Performative bread breaking with the hoi polloi is believed to be a key to a successful political campaign. Every four years, the media trails presidential candidates from a county fair hot dog stand to a diner — either to show that he knows how to order and how to eat with the masses or to catch him making an error. Fluency in foodways demonstrates belonging.

In 2008, Hillary Clinton wandered into a bar in Indiana and downed a shot of cheap whiskey. Inauthentic? Sure. But my husband says that was the single most humanizing thing she’s ever done. If you are what you eat, eating and drinking with the American people makes you American.

Mamdani is doing the opposite. Instead of performative belonging he filmed performative intimidation — he violated one of our strongest prohibitions surrounding consumption of food. The message delivered was that he is not one of us.

What he happens to be is unclear. Indian Americans say he did eating with his fingers all wrong. Mamdani, who claimed to be an African American when he applied to the Ivy League, does not appear to be fluent in that culture either. That makes sense considering Mamdani’s family social standing — he was probably brought up to feel comfortable at a royal soirée using a good dozen forks and spoons.

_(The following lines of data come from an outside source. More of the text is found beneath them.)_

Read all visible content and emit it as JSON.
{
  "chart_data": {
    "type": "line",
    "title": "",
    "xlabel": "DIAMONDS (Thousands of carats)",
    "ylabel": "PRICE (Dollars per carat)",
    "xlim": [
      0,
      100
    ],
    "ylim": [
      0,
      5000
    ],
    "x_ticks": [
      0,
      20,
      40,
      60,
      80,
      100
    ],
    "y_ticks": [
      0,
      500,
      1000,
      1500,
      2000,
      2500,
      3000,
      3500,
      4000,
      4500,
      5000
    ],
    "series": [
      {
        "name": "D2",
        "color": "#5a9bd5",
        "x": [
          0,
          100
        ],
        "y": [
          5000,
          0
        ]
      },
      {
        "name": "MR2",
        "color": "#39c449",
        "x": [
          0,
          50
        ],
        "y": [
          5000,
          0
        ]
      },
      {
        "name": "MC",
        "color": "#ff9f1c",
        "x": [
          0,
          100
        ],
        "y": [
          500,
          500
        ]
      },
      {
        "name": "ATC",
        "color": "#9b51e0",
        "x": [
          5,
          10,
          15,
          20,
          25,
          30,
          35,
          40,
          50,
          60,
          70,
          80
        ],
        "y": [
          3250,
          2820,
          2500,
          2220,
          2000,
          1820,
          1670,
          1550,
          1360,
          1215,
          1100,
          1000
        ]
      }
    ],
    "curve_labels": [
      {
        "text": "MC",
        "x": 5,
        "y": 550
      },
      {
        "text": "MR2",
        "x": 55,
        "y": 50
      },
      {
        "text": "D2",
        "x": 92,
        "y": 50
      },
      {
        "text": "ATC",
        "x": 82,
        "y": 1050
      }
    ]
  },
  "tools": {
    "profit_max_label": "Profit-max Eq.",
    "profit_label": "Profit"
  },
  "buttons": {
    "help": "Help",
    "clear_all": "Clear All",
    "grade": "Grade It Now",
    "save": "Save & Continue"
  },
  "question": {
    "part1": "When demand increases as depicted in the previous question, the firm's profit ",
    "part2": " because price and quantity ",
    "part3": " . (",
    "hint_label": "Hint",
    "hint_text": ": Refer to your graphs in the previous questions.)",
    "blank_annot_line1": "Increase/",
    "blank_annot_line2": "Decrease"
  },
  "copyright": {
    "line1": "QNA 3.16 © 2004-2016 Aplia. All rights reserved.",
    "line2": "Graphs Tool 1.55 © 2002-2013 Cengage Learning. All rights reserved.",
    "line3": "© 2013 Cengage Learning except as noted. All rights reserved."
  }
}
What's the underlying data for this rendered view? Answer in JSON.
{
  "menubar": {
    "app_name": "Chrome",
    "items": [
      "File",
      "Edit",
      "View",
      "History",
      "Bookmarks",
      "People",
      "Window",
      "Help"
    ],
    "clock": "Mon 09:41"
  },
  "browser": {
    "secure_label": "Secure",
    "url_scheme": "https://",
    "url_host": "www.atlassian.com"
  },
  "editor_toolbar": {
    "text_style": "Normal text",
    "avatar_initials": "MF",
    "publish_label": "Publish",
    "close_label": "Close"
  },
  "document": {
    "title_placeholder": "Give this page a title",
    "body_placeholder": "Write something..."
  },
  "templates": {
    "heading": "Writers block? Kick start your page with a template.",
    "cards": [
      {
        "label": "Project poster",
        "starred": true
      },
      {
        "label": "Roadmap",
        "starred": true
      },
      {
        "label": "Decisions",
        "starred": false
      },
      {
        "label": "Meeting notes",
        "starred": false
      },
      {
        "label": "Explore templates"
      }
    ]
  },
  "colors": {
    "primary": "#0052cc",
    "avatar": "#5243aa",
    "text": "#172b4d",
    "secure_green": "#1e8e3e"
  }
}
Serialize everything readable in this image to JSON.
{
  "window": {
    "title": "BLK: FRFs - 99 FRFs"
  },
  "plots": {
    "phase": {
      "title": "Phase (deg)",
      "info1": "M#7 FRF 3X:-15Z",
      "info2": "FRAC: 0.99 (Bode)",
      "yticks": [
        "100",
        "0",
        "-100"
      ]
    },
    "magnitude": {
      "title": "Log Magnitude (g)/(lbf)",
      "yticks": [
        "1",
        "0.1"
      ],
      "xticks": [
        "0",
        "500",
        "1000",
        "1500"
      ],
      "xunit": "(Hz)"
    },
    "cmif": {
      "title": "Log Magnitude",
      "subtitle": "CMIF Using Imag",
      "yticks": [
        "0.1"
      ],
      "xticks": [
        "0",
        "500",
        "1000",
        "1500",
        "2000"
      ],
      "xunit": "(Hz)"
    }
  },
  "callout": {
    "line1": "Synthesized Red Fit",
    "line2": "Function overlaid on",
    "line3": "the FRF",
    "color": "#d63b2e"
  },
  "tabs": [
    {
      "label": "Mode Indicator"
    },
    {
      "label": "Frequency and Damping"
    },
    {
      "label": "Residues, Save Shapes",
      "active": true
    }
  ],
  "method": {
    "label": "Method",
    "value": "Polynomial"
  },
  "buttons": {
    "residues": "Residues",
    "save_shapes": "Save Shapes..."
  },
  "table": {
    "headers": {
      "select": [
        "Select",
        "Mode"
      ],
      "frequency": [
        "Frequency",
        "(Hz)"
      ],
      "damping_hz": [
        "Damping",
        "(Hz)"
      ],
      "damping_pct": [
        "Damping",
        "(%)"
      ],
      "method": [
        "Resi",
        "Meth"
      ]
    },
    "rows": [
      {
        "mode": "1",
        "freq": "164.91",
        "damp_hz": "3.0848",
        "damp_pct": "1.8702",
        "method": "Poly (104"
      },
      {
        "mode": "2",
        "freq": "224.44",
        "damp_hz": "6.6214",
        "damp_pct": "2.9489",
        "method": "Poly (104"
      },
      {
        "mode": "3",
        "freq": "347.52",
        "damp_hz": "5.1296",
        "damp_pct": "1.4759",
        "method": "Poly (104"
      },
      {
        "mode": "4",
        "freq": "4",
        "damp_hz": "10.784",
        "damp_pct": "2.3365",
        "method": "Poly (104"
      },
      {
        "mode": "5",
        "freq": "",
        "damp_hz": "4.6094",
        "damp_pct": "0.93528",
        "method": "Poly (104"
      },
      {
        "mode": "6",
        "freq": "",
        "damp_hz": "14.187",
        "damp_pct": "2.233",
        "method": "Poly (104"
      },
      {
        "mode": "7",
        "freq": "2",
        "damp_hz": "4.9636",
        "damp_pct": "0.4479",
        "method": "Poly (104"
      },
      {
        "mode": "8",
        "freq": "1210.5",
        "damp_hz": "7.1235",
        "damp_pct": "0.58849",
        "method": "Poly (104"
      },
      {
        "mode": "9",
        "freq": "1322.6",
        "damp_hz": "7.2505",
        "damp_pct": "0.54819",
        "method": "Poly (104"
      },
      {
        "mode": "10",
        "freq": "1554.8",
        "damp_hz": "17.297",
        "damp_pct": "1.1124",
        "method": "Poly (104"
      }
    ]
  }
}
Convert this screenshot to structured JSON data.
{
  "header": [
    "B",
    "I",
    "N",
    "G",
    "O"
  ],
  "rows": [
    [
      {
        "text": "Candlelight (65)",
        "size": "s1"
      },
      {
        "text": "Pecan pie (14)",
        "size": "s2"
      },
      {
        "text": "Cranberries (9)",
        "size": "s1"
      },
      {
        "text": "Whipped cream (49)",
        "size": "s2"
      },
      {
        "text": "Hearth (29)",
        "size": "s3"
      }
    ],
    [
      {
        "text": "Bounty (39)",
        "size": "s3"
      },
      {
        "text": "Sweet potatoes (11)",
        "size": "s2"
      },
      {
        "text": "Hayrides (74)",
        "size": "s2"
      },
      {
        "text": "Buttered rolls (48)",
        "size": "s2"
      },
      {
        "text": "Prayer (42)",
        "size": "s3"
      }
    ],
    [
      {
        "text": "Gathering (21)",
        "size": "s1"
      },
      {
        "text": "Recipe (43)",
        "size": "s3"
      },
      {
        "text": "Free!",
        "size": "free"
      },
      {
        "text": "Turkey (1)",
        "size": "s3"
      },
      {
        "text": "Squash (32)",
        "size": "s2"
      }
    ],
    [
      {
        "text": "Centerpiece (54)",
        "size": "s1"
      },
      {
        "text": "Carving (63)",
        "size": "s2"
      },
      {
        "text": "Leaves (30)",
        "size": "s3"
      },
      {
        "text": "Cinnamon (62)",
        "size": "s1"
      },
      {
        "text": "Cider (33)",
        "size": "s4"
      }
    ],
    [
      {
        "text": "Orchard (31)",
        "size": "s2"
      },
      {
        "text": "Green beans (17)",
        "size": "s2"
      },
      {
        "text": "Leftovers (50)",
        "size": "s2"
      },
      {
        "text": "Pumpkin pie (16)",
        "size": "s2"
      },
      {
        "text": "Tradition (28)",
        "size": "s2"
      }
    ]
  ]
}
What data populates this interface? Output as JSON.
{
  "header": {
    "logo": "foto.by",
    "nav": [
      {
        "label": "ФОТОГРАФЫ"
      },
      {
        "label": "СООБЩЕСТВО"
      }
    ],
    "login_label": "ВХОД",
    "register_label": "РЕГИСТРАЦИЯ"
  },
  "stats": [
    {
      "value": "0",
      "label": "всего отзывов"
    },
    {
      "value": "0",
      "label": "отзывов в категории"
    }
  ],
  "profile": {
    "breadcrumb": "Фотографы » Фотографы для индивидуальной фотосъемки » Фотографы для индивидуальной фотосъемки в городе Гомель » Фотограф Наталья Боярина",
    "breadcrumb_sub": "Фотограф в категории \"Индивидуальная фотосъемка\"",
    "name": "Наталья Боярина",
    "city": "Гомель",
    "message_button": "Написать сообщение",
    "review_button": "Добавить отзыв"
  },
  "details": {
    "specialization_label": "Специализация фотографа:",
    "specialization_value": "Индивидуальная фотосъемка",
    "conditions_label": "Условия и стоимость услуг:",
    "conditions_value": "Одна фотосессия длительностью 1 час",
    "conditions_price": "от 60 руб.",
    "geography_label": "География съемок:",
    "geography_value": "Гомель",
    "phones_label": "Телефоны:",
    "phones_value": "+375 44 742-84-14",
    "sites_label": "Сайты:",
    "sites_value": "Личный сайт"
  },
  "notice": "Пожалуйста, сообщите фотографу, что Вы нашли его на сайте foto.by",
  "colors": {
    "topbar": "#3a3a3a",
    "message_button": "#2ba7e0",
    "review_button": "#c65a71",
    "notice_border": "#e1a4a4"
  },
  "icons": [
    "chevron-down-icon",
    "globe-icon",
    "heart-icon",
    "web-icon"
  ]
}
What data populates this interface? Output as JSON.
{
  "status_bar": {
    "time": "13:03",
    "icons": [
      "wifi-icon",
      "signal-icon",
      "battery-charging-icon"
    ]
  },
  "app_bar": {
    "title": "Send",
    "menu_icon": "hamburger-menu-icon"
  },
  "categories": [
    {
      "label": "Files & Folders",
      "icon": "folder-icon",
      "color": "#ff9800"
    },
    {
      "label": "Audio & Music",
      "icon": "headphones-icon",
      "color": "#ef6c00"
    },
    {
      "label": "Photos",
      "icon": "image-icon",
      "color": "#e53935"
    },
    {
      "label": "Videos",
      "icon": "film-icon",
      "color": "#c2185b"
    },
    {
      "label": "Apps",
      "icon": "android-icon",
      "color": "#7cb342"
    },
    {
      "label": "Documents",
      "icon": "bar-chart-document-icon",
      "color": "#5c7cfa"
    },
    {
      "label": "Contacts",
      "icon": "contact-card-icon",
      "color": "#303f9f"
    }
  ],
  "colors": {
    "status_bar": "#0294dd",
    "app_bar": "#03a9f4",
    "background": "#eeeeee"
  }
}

A recent Wall Street Journal editorial argued — or attempted to argue, rather — that Mamdani’s style projects “sober professionalism, not radical chic.” Although it’s true that the candidate dons a suit and tie on occasion, he often puts out videos of himself in a mosque wearing ethnic garb. His mannerisms, the over-gesticulation, the exaggerated and often inappropriate laughter, feels alien. But he’s been in the U.S. since childhood — long enough to lose it. All of it is staged, just like his rice-eating video — and the spectacle is radical chic.

He’s not pioneering hand-eating in the U.S. either. Your average red-blooded American may find Mamdani’s habits disgusting, but as far back as the 1990s there were not one, not two, but three Ethiopian restaurants on Telegraph Avenue in the Berkeley-Oakland area. They offer the food on a common platter and don’t furnish utensils.

That said, their customers eat with pancakes — eliminating the possibility of double-dipping and/or touching communal meals directly. Technically — if only technically — they violate no American taboos. But even with that in mind, and even in Berkeley, this kind of cuisine was not for everyone. It required a degree of commitment to radical chic or, at the very least, an overpowering interest in gimmicks.

Mamdani’s video is intended to elicit revulsion from everyday Americans, but it enables his core constituents — the wealthy Manhattanites — to feel affinity with the exotic downtrodden. They don’t want to watch their candidates eat a fancy dinner — these kind of events don’t titillate them.

Tom Wolfe’s defining radical chic event was a Manhattan socialite dinner at Leonard Bernstein’s where all the servers were Latinos who, back in the 60s, were considered white. These types sneer at their own rednecks and their conventions.

They feel delightfully transgressive watching a brown man ridicule the restrictions we put on something as foundational as food consumption while pushing the received institutional wisdom — on economy, religious dominance, and especially Jews.

Despite its ascendancy, his outlook is new in America and goes against our cherished traditions. Nor do Mamdanistas have the numbers. Yet they wield considerable power and they taunt us with it.

You think civilized people use utensils? Don’t want to wake up to the Islamic call for prayer every morning? Don’t dream of merging into the Third World? What are you going to do about it when the dual Ugandan citizen rules New York? It’s not that Mamdani’s saliva touched his fingers or the dish — he spits at your Judeo-Christian heritage.